Many have observed that all this is a reflection of McCain’s bad judgment, but I think it’s more than that. It’s a reflection of his reckless temperament, which is not something you want in a president, particularly one who has spent most of his life as a warrior and has a violent temper. (Just think about the Cuban missile crisis for a minute and consider what would have happened if an erratic, impulsive president had been in charge.)
This, to me, is the central problem with McCain, and his VP choice reflects that. It’s as if he woke up and said “fuck it — let’s do it!” and didn’t think through the consequences. After all, he is far more likely to die in office than most because of his advanced age — to choose someone with a gargantuan learning curve, along with all the baggage of being an unknown “first,” is an act of extreme recklessness. It’s almost as if he did it to defy his own mortality. (He can’t die and leave the country in the hands of this neophyte.) You can’t get more arrogant than that. Or less patriotic.
For my part, the proper response to “daughtergate” is John Amato’s brilliant take:
This is nice to see.
“Our beautiful daughter Bristol came to us with news that as parents we knew would make her grow up faster than we had ever planned. We’re proud of Bristol’s decision to have her baby and even prouder to become grandparents,” Sarah and Todd Palin said in the brief statement.
It’s a great day when The Palins and McCains both agree that women do have the right to choose. Here’s the McCain camp:
Senior McCain campaign officials said McCain knew of the daughter’s pregnancy when he selected Palin last week as his vice presidential running mate, deciding that it did not disqualify the 44-year-old governor in any way.

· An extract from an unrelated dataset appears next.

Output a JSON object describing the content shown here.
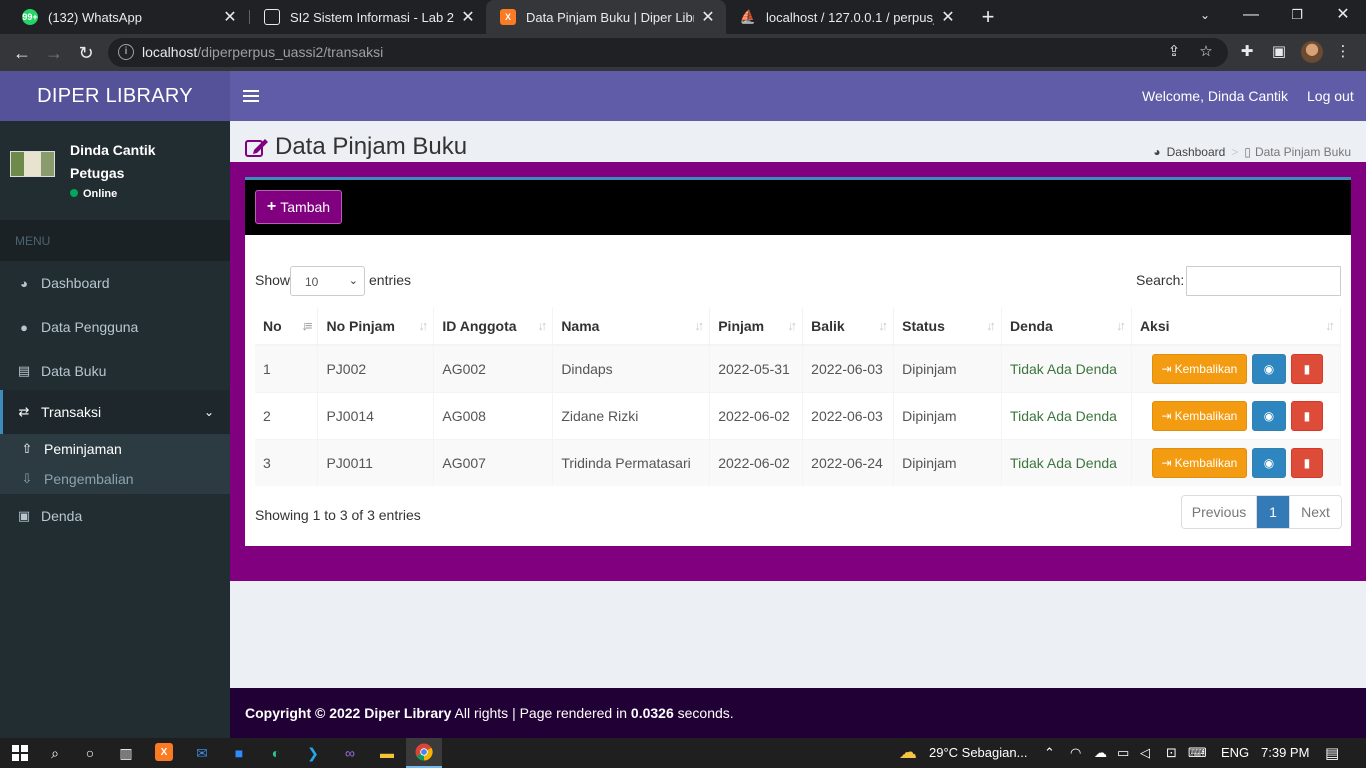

McCain made a similar statement back in 2000, you’ll recall:
Republican presidential candidate John McCain, when asked Wednesday what he would do if his 15-year-old daughter Meghan became pregnant and wanted an abortion, said it would be a “family decision.” “The final decision would be made by Meghan with our advice and counsel,” McCain said, speaking of himself and his wife Cindy. “I would discuss this issue with Cindy and Meghan, and this would be a private decision that we would share within our family and not with anyone else,” McCain told reporters in New Hampshire on board his campaign bus nicknamed “The Straight Talk Express. “Obviously I would encourage her to bring, to know that baby would be brought up in a warm and loving family, but the final decision would be made by Meghan with our advice and counsel.”
She did say it. So did he. The implication is clear.
I for one am very pleased that they both believe their daughters have a choice. They can’t possibly believe that your daughter shouldn’t have the same right, could they?